AI Engineering

How I Built an Enterprise RAG Knowledge Intelligence Platform

A practical architecture for combining GitHub and Confluence knowledge using LangChain, Neo4j, and hybrid retrieval to reduce hallucination and improve developer productivity.

March 10, 20267 min read

RAG

LangChain

Neo4j

OpenAI

FastAPI

The problem

Engineering teams lose substantial time searching scattered information across code repositories, documentation systems, and tribal-knowledge channels. In practice, the question is rarely 'where is the file?' and more often 'what was the reasoning behind this module and who approved it?'.

Traditional keyword search misses intent, while pure vector search can return contextually similar but operationally irrelevant results. That mismatch becomes expensive when the answer needs to be trusted enough for a production decision.

The platform needed to answer technical questions across GitHub and Confluence without forcing developers to bounce between tools or read every document manually.

Architecture highlights

I designed a hybrid RAG stack with BM25 sparse retrieval plus MMR-based dense retrieval to maximize both precision and coverage. BM25 handles exact terminology well, while MMR helps avoid returning five nearly identical chunks that all say the same thing.

Instead of embedding raw code blindly, I introduced an LLM summarization layer for functions and modules before indexing, which reduced token overhead and improved retrieval quality. This was especially useful for large repositories where raw source files can overwhelm context windows.

A Neo4j knowledge graph models links between modules, authors, docs, and higher-level topics, enabling graph traversal for semantically related context rather than relying on embeddings alone.
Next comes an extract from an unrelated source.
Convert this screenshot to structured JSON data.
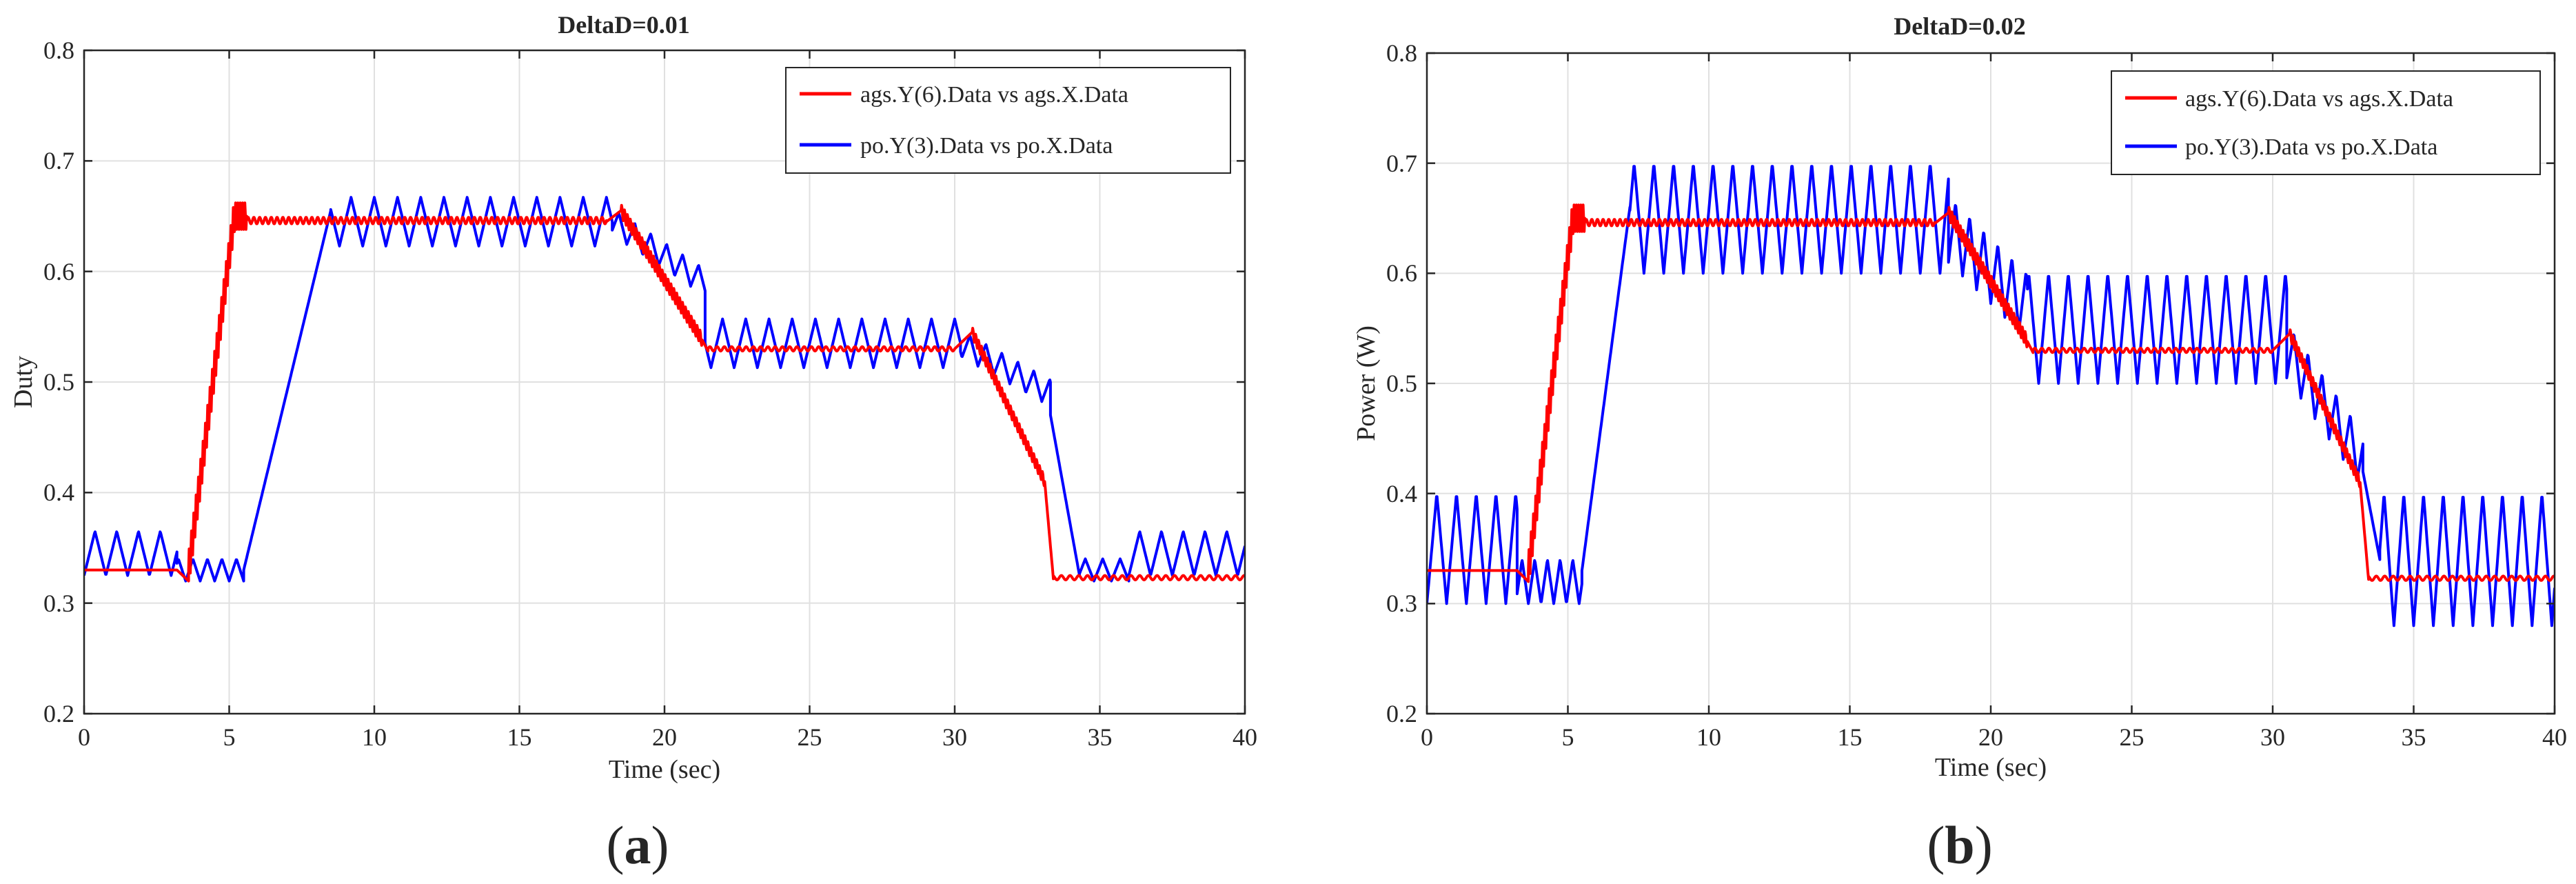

The retrieval chain also included query rewriting and context compression so a long, messy question from a developer could still map to a concise, answerable retrieval request.

What went wrong

The first prototype used too much raw code in the retrieval corpus and produced noisy answers. It looked impressive in isolated tests, but real questions degraded quickly because the model had to sift through too much low-signal context.
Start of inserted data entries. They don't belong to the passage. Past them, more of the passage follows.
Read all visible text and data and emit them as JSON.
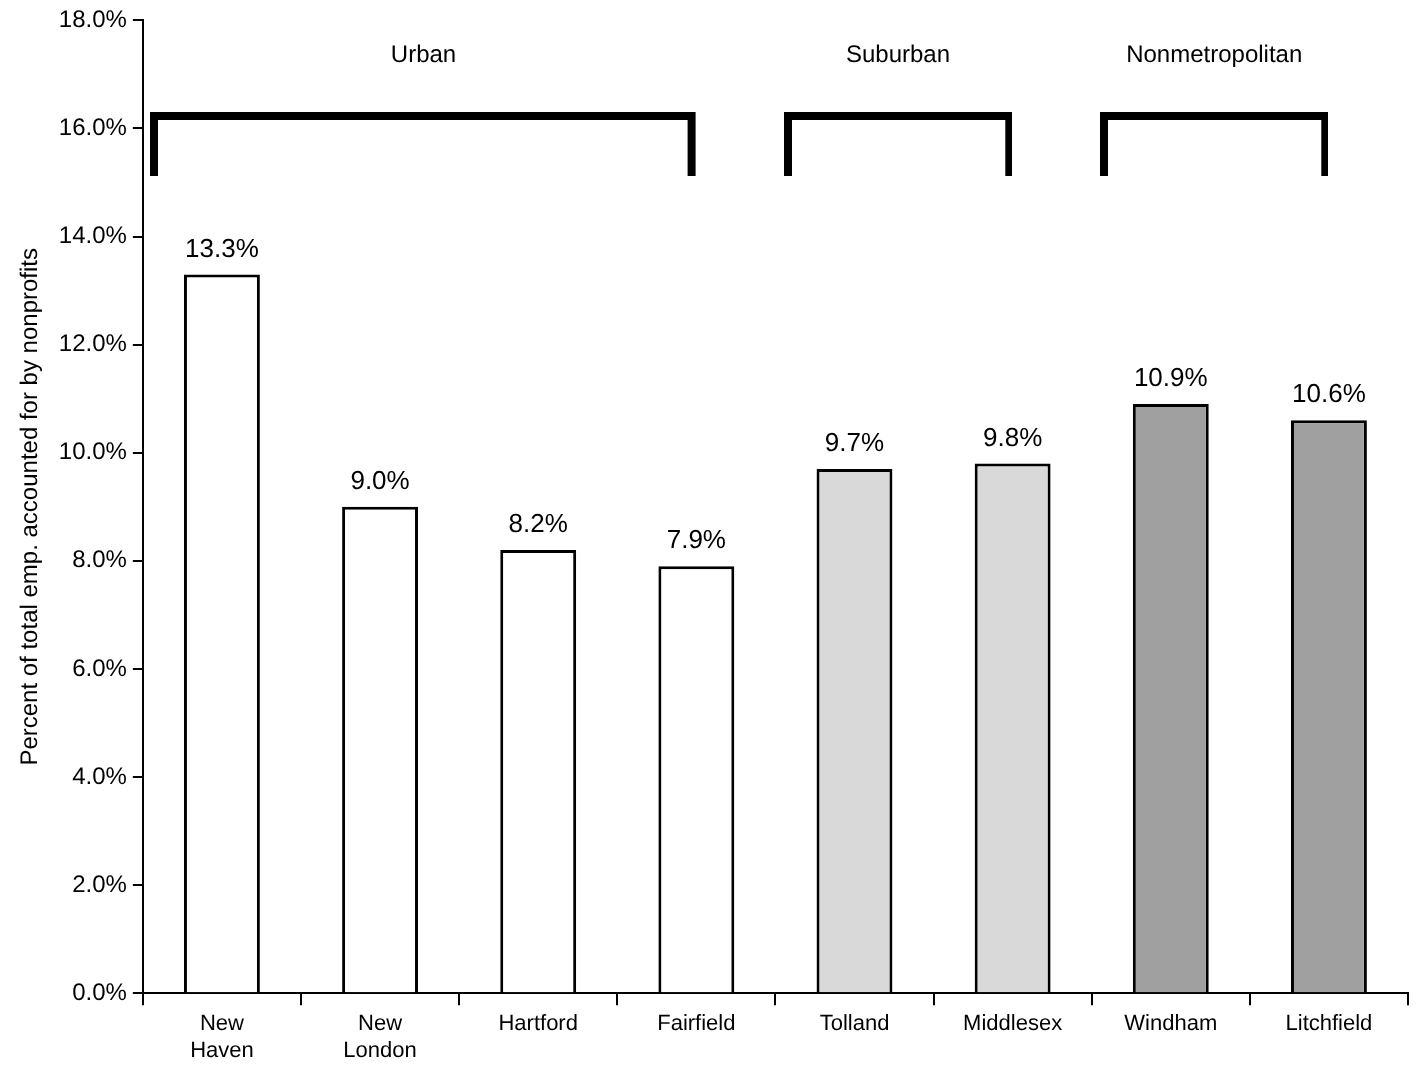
{
  "chart_data": {
    "type": "bar",
    "ylabel": "Percent of total emp. accounted for by nonprofits",
    "categories": [
      "New Haven",
      "New London",
      "Hartford",
      "Fairfield",
      "Tolland",
      "Middlesex",
      "Windham",
      "Litchfield"
    ],
    "values": [
      13.3,
      9.0,
      8.2,
      7.9,
      9.7,
      9.8,
      10.9,
      10.6
    ],
    "colors": [
      "#ffffff",
      "#ffffff",
      "#ffffff",
      "#ffffff",
      "#d9d9d9",
      "#d9d9d9",
      "#a0a0a0",
      "#a0a0a0"
    ],
    "value_labels": [
      "13.3%",
      "9.0%",
      "8.2%",
      "7.9%",
      "9.7%",
      "9.8%",
      "10.9%",
      "10.6%"
    ],
    "ylim": [
      0,
      18
    ],
    "yticks": [
      {
        "value": 0,
        "label": "0.0%"
      },
      {
        "value": 2,
        "label": "2.0%"
      },
      {
        "value": 4,
        "label": "4.0%"
      },
      {
        "value": 6,
        "label": "6.0%"
      },
      {
        "value": 8,
        "label": "8.0%"
      },
      {
        "value": 10,
        "label": "10.0%"
      },
      {
        "value": 12,
        "label": "12.0%"
      },
      {
        "value": 14,
        "label": "14.0%"
      },
      {
        "value": 16,
        "label": "16.0%"
      },
      {
        "value": 18,
        "label": "18.0%"
      }
    ],
    "annotations": [
      "Urban",
      "Suburban",
      "Nonmetropolitan"
    ],
    "grid": false,
    "legend": false
  }
}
Another early issue was trusting similarity search too much. Two snippets can be semantically similar while one is an implementation detail and the other is the decision-maker's note. That distinction mattered in almost every technical query.

Trade-offs and outcome

The trade-off was complexity: adding summarization and graph traversal made the pipeline more sophisticated, but it also gave us control over retrieval quality. The extra moving parts were worth it because the system had to be dependable, not just clever.
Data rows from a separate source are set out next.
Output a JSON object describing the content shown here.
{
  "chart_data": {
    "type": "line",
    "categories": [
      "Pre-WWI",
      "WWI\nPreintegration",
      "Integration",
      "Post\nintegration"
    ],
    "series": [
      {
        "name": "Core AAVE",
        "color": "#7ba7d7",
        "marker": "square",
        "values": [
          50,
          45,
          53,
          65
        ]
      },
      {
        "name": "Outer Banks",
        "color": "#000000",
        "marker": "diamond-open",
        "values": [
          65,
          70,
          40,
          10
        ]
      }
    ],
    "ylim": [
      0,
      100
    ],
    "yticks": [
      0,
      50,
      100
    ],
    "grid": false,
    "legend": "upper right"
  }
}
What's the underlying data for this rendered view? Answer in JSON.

FastAPI APIs plus a Next.js developer portal created a clean workflow for search, Q and A, and context-aware exploration. The end result was a system that reduced manual navigation across documentation and source code while giving engineers a place to ask natural-language questions.

The main lesson: retrieval quality is not a single model problem. It is the product of corpus design, query rewriting, graph structure, prompt orchestration, and a willingness to remove bad context instead of stuffing more into the window.